Jim, being the restless salmon that he was, wanted to move on. He said, “Hey”!! “Hey” was his favorite word. “Hey”, I have a couple of tickets to a Miami Dolphins game. Let’s mosey on down to Miami”. Little Shrimp was thrilled at the prospect of a Miami Dolphins game but she wasn’t going to mosey anywhere until she got warm. She said, “Jim you’re one trout, I mean stout, son-of-a-gun, but I’m to cold to travel”. Jim said, “Here, take my American University School jacket — it will keep you warm”. But Little Shrimp said, “I did my undergraduate work at the University of Maryland. I don’t want other fish to see me wearing a jacket with American University written across the front”. “No problem”, says Jim. “You put the jacket on backwards and I’ll zip it up from behind. That way, other fish won’t know that it says”. Little Shrimp replied, “okay”. So she put the jacket on backwards and Jim zipped it up. Then they set out for Miami singing dolphin songs so that people on the beaches would think they were “communicating” with them. They performed figure eights and loop-to-loops all the way to Cape Hatteras. Then suddenly, they were confronted by the largest shark in the Atlantic Ocean. His name was “Big Harold”. He had a huge craving for salmon. In fact, he had already made reservations for one at a seaside restaurant called Cape Haddock. Now Jim, who was from a tough salmon family, was undaunted by “Big Harold’s” size and threats. Jim said, “Big Harold you better not mess with us. You may think that you’re bad and thick-skinned, but I’ll make a suit out of you. In fact, I’ll make 152 sharkskin suits out of you”. Jim was confident he had the shark treading water in fear — until “Big Harold” broke water leaping 53 feet into the air singing “I love champagne and salmon”. Before “Big Harold” touched water again, Jim and Little Shrimp were swimming toward Cape Hatteras with all the might and speed they could muster. It is reported that they were found on the beach by two oceanographers who were barbecuing ribs. Jim was reported to have been weak, cold, exhausted, dehydrated and near death. He was immediately rushed to an emergency room in a nearby local aquarium. The oceanographers reported that Little Shrimp, who was wearing the American University School jacket, appeared to be okay — until they turned her head around!!!

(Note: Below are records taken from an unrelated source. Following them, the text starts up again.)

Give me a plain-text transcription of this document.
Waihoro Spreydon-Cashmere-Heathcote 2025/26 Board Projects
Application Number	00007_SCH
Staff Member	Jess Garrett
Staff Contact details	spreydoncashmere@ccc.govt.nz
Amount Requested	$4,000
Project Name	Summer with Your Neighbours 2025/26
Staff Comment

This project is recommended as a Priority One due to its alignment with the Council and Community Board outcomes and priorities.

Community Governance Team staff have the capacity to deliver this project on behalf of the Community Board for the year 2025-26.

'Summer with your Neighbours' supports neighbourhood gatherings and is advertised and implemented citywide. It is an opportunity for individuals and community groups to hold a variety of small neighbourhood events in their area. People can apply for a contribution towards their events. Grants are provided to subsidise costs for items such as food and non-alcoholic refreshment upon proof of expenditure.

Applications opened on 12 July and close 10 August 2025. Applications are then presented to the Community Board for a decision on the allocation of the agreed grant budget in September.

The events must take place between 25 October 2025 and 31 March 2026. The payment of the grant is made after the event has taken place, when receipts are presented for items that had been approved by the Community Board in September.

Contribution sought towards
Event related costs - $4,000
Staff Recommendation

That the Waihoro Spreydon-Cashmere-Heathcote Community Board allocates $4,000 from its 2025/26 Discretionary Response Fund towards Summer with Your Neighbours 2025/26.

After spending two weeks in the aquarium recuperating, Jim learned of the demise of Little Shrimp. He was very “shad”. “Woe is me”, he moaned. “What will I do with myself?” The oceanographers had an idea. “Let us tag you for the government. If you live long enough, you can draw a pension”. “WOW”, said Jim. So, the oceanographers “tagged” Jim and he started to work his way north toward a place near Arlington, Virginia. Along the way, he attended several different “school of fish”. In so doing, he acquired the necessary skills to become a Hearings and Appeals Analyst. After a brief “herring”, Jim was selected as an analyst and went to work for the Office of Hearings and Appeals.

Rumor has it that Jim met and fell in love with a cute female salmon. They married, had children, and Jim stayed “tagged” by the government for more than 30 years. At last account, Jim had retired and he and his wife were working their way upstream toward Delaware.

This story has no moral — but if you need one — here it is: “It may be harder to swim up stream, but there ain’t no jobs downstream”.